Non-personal data regulator in 2 months

The National Data Management Office (NDMO), the nodal body which will be responsible for the India Datasets Platform should be established within 2 months, one of the AI working groups recommended. The timeline suggested by the working group also says that the government should start hiring data management units – officials within ministries/departments who will improve the quality of data and its usage – within 2 months.

NDMO

The working group also suggested that the IDP be launched within 6 months. Long-term goals include publishing data anonymisation guidelines within 1.5 years, and publishing standards for fair and ethical use of data after 1.5 years.

 Rs 4,000 crore funding for 725 AI startups

In the report, one of the working groups said that MeitY Startup Hub has envisaged a Future Design IndiaAI scheme with a budget of Rs 945 crore and matching funding of Rs 3,000 crore from industry for 5 years to foster AI startups. “The program envisages impacting and consolidating 725 tech startups over the course of 5 years to pave the road for an inclusive AI startup ecosystem…” the working group said.

India AI Future

Unlocking early-stage funding potential for AI startups

As part of the IndiaAI, the working group has proposed an AI Ignition Grant Program to support 500 AI/deep tech startups at the product development stage with a grant of Rs 30 lakh each. At the commercialisation stage, the working group has proposed 3 challenges of Rs 3 crore each across various sectors such as agriculture, health, cybersecurity, weather forecasting and so on. “In 5 years, 15 challenges with a total budget of Rs 45 crore,” the working group said.

National AI compute grid

The experts have recommended that the Indian government create a computing infrastructure of 24,500 graphics processing units (GPU) at 17 centres to enable innovation in the emerging tech area in the country by startups and academia. Under the proposal, about 14,500 GPUs have been recommended for training AI models and high-performance storage, while the rest 10,000 are for AI inferencing. A GPU centre is a group of computers with GPUs on each node to train neural networks for image and video processing.

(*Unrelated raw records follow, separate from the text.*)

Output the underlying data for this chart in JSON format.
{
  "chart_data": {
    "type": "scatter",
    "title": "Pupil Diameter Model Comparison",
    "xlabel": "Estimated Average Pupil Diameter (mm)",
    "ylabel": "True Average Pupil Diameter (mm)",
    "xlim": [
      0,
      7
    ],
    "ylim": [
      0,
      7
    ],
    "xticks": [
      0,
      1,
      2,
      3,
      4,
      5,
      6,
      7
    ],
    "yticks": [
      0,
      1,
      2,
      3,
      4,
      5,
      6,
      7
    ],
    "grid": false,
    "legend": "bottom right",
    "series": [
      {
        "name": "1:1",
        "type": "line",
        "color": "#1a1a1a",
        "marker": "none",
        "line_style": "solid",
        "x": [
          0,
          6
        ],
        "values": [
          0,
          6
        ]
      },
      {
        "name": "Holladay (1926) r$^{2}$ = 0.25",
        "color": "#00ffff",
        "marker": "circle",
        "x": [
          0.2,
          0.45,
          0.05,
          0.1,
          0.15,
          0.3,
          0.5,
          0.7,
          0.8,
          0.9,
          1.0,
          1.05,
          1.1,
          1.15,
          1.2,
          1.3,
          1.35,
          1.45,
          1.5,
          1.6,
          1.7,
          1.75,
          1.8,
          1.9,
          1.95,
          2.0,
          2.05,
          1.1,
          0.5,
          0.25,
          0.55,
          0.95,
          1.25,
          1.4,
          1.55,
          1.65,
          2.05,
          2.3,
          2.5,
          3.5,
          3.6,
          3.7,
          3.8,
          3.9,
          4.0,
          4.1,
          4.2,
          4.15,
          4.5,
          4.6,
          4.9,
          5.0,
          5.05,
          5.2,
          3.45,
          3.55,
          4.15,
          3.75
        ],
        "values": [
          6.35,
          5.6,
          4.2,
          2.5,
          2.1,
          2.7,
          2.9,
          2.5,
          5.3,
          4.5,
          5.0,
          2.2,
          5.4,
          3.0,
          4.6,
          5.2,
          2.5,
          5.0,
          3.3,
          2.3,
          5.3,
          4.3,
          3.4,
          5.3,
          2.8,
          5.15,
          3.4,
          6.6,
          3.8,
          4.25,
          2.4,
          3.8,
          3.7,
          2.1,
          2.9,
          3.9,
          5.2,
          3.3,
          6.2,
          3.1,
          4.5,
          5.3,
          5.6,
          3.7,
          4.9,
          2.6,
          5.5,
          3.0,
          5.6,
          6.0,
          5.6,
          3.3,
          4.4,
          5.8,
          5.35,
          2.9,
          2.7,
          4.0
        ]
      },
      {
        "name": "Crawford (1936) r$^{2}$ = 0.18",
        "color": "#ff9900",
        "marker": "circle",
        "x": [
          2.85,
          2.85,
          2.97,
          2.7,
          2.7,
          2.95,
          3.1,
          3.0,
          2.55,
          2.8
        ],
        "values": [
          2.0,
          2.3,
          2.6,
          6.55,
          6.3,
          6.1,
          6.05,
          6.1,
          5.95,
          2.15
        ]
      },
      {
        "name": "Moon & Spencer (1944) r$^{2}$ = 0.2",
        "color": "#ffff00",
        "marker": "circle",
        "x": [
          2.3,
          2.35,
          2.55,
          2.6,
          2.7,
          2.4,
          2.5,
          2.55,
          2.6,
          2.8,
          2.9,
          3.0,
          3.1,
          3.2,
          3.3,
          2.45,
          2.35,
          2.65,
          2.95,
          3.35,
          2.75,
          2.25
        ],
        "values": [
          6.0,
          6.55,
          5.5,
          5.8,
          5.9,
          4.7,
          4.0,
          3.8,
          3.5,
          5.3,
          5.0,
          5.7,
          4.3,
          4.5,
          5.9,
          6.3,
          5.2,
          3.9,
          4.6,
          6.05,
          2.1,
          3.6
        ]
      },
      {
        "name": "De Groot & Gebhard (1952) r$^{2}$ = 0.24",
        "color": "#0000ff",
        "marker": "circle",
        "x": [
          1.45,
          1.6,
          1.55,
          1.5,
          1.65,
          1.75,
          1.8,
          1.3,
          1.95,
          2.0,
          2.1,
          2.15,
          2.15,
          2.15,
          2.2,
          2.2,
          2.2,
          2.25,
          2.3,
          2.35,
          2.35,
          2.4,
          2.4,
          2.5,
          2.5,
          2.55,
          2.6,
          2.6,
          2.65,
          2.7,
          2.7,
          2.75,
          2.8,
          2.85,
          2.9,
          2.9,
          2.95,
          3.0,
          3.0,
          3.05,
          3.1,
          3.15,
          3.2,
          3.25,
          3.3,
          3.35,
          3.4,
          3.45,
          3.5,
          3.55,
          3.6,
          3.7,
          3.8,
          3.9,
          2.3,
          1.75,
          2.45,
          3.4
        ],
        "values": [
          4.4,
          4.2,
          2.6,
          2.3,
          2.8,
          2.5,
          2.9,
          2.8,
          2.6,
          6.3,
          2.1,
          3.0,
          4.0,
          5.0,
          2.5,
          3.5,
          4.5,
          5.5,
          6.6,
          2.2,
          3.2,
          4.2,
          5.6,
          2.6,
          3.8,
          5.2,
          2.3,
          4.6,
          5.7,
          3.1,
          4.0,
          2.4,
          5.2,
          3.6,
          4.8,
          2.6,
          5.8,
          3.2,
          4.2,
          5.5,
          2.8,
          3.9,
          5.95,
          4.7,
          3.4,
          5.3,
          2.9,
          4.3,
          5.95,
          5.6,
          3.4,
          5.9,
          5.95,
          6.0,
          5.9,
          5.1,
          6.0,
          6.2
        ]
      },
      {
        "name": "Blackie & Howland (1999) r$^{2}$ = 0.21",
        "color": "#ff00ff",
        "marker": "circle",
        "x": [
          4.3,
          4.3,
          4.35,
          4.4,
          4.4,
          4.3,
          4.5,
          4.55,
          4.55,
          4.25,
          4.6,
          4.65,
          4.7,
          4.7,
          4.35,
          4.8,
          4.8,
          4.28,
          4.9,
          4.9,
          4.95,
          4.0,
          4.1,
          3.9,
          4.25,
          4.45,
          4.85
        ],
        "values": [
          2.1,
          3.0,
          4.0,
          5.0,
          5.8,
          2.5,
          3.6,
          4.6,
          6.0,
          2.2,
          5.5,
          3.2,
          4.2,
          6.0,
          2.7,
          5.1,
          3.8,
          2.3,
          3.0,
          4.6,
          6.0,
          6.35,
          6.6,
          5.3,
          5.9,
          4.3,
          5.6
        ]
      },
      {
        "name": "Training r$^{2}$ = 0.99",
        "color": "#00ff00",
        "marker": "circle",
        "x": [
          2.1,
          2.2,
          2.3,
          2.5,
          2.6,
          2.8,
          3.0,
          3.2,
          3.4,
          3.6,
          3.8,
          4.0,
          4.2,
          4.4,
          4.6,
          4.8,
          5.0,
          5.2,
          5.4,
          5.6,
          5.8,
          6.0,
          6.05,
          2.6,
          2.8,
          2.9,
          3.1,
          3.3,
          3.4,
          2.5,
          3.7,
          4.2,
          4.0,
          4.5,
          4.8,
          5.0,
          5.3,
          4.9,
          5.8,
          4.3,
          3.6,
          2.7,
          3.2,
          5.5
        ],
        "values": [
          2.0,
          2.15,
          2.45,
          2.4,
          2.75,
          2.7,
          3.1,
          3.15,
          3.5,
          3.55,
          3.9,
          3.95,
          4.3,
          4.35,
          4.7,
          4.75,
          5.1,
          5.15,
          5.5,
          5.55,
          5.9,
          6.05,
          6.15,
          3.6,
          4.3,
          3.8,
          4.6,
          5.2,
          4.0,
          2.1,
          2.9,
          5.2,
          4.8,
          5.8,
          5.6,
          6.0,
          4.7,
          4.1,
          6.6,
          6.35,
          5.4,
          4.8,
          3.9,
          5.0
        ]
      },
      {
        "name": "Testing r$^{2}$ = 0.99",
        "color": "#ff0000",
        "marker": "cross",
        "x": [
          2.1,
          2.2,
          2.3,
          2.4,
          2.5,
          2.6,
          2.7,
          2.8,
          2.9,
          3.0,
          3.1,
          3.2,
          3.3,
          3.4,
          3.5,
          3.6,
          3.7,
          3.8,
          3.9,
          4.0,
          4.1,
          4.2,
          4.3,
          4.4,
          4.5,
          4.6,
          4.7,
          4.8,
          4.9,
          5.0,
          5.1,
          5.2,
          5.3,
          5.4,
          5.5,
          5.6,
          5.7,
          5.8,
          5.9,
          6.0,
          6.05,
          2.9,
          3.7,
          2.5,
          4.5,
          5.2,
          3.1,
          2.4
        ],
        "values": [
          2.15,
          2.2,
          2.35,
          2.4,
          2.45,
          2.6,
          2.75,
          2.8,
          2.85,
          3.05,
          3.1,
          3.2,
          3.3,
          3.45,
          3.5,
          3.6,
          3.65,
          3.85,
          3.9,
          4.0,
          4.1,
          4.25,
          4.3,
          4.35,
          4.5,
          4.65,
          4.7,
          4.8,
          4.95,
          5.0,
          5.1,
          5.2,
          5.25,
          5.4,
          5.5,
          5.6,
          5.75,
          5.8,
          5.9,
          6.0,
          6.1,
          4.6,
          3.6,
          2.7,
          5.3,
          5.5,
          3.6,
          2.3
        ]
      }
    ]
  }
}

Three-tier AI cluster design

Support for AI chips

Because of their unique features, AI chips are tens or even thousands of times faster and more efficient than central processing units (CPUs) for training and inference of AI algorithms. State-of-the-art AI chips are also dramatically more cost-effective than state-of-the-art CPUs as a result of their greater efficiency for AI algorithms. AI chips include three classes: graphics processing units (GPUs), field-programmable gate arrays (FPGAs), and application-specific integrated circuits (ASICs).

The report has suggested that the government should support the development of these AI chips through a public-private partnership (PPP) model.

Types Of AI Chips

Broad-based AI education

The report suggests funding for 1,000 AI research fellowships annually or for 100 institutions to get research grants in the field. For schools, colleges and vocational institutes, a model curriculum has been provided in the report that covers the fundamentals of AI, mathematics and statistics, machine learning, deep learning, natural language processing, computer vision and AI ethics.

Research in AI

Marketplaces and Open-source AI

To enhance AI accessibility, AI Marketplaces will be leveraged to build service models for AI as a Service (AIaaS), Infrastructure as a Service (IaaS), and Platform as a Service (PaaS), offering pre-trained models to users. Open-source AI frameworks and libraries, supported by diverse vendors and communities, will be utilised to promote vendor-agnostic AI development, fostering innovation and collaboration.